Lana Josipović, Shabnam Sheikhha, Andrea Guerrieri, Paolo Ienne (all from EPFL, Processor Architecture Lab), and Jordi Cortadella (from Universitat Politècnica de Catalunya, Barcelona, Spain) are winners of the Best Paper Award at the 28th ACM/SIGDA International Symposium on Field-Programmable Gate Arrays (FPGA ’20), which concluded on February 25 at Seaside, California.
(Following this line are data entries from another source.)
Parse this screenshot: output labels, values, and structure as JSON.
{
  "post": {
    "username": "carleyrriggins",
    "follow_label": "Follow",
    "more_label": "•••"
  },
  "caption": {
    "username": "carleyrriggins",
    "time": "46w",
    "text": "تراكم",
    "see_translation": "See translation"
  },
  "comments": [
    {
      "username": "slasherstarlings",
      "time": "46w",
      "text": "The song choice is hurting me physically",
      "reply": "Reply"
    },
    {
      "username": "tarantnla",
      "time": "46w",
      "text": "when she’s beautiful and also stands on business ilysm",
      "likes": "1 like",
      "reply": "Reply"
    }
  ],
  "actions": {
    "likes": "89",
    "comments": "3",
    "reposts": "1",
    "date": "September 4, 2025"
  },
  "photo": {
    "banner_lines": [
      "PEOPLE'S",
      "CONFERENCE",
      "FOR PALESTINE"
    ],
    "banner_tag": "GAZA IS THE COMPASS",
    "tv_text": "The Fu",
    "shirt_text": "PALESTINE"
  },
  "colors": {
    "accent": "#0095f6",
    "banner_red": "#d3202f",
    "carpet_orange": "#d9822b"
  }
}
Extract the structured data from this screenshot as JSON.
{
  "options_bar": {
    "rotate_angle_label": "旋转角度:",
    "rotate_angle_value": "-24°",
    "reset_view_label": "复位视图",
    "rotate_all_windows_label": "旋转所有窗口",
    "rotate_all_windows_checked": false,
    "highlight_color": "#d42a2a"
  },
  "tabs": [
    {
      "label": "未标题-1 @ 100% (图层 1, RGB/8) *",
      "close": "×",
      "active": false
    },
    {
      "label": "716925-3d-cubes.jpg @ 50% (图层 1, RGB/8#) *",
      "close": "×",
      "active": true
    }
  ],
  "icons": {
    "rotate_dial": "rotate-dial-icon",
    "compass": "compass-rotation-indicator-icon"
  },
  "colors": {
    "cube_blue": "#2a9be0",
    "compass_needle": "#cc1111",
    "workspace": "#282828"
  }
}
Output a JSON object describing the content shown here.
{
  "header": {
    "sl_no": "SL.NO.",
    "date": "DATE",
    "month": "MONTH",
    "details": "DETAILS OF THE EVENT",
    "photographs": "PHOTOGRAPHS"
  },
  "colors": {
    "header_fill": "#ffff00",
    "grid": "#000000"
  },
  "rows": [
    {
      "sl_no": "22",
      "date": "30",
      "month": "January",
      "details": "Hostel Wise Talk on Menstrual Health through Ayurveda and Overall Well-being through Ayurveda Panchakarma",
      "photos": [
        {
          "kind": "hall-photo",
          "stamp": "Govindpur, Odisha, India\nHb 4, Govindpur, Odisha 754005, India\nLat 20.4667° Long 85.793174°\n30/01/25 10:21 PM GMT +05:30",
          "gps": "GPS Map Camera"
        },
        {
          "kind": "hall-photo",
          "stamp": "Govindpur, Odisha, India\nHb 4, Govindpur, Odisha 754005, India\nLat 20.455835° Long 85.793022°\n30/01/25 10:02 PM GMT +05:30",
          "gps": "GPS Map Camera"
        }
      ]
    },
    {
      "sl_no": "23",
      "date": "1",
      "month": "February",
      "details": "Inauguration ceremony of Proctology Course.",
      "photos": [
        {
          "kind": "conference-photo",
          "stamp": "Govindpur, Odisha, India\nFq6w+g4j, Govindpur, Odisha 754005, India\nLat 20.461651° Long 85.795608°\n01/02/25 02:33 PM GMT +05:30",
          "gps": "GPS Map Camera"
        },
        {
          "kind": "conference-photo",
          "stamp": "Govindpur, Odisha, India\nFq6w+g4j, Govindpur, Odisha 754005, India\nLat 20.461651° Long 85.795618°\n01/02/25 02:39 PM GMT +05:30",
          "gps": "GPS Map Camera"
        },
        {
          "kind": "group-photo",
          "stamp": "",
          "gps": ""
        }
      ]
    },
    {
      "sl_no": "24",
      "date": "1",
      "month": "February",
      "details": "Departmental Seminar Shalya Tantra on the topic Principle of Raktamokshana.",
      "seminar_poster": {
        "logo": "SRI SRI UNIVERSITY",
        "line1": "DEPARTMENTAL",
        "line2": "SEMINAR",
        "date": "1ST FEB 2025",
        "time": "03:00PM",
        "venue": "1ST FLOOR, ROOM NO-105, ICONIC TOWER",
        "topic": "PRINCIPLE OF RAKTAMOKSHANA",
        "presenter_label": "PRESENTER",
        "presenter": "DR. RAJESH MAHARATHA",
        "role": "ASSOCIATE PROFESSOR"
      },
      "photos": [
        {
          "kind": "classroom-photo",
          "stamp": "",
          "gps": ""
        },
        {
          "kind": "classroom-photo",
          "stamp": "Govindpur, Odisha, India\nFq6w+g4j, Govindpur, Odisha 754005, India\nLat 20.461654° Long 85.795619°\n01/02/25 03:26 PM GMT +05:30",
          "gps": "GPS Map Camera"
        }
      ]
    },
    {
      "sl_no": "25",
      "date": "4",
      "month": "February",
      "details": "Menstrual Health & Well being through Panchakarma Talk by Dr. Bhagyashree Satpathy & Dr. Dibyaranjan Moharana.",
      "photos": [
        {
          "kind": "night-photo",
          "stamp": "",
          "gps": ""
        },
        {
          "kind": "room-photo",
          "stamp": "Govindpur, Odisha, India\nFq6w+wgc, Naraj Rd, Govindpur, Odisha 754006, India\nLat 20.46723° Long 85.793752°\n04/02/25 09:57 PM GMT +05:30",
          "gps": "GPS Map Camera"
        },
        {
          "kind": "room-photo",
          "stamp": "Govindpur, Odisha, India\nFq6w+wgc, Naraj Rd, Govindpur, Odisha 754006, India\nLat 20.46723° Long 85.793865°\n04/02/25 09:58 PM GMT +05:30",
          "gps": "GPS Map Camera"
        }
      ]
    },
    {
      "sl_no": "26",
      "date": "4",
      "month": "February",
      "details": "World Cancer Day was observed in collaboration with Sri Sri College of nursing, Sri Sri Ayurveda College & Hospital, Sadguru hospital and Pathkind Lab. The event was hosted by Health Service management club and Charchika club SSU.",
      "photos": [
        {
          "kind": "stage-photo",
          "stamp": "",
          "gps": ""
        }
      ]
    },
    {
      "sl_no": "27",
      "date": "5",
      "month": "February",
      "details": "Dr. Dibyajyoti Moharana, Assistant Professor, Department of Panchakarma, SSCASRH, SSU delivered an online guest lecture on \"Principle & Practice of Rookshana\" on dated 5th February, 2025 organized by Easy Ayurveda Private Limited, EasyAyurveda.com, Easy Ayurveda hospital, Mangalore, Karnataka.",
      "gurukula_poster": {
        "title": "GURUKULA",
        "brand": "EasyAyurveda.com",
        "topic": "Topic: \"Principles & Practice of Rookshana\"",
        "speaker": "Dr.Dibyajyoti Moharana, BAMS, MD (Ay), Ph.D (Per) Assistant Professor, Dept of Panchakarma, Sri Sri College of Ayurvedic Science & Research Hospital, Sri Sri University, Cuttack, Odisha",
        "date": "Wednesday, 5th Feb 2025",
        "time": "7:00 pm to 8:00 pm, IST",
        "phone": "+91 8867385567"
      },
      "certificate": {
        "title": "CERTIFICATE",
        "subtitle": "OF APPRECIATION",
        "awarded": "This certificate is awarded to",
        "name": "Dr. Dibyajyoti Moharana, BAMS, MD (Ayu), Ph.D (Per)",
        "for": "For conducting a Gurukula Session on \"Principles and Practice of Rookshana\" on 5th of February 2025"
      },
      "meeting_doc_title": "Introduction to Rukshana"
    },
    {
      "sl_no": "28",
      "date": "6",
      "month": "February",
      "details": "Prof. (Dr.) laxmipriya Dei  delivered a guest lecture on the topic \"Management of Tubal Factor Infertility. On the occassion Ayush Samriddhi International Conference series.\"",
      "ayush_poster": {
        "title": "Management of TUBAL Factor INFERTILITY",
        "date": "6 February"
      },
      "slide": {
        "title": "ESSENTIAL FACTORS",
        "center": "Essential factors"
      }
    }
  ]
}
Their paper ‘Buffer Placement and Sizing for High-Performance Dataflow Circuits’ addresses a fundamental problem in dynamically-scheduled high-level synthesis (HLS): how to strategically place buffers into dataflow circuits obtained out of high-level code to optimize their performance. The paper tackles two aspects that are necessary to achieve high-performance circuits: constraining the critical path and maximizing throughput. Lana and colleagues discuss the difficulties of performing such optimizations in the context of dataflow designs and present a performance optimization model based on marked graph theory. Their mixed-integer linear programming (MILP) model successfully achieved maximum design parallelism at the desired clock frequency and with minimal resource cost. Additionally, the authors propose a computationally-efficient strategy to decompose the problem that achieves near-optimal results. The optimizations presented in this paper are crucial to make dynamic scheduling truly competitive with existing HLS techniques.

The annual ACM/SIGDA International Symposium is the premier conference for presentation of advances in all areas related to FPGA technology, such as FPGA architecture, circuit design, high-level abstractions and tools, and design studies. This year’s Best Paper Award was selected from a total of 149 submissions, out of which 25% of the reviewed papers were finally shortlisted for presentation at the conference.

Lana is a Doctoral Assistant at the School of Computer and Communication Sciences and a winner of Google’s PhD Fellowship award in 2018 for outstanding research in the systems and networking domain.

With several publications to her credit, she works on bridging the gap between software and hardware to build efficient circuits for FPGAs.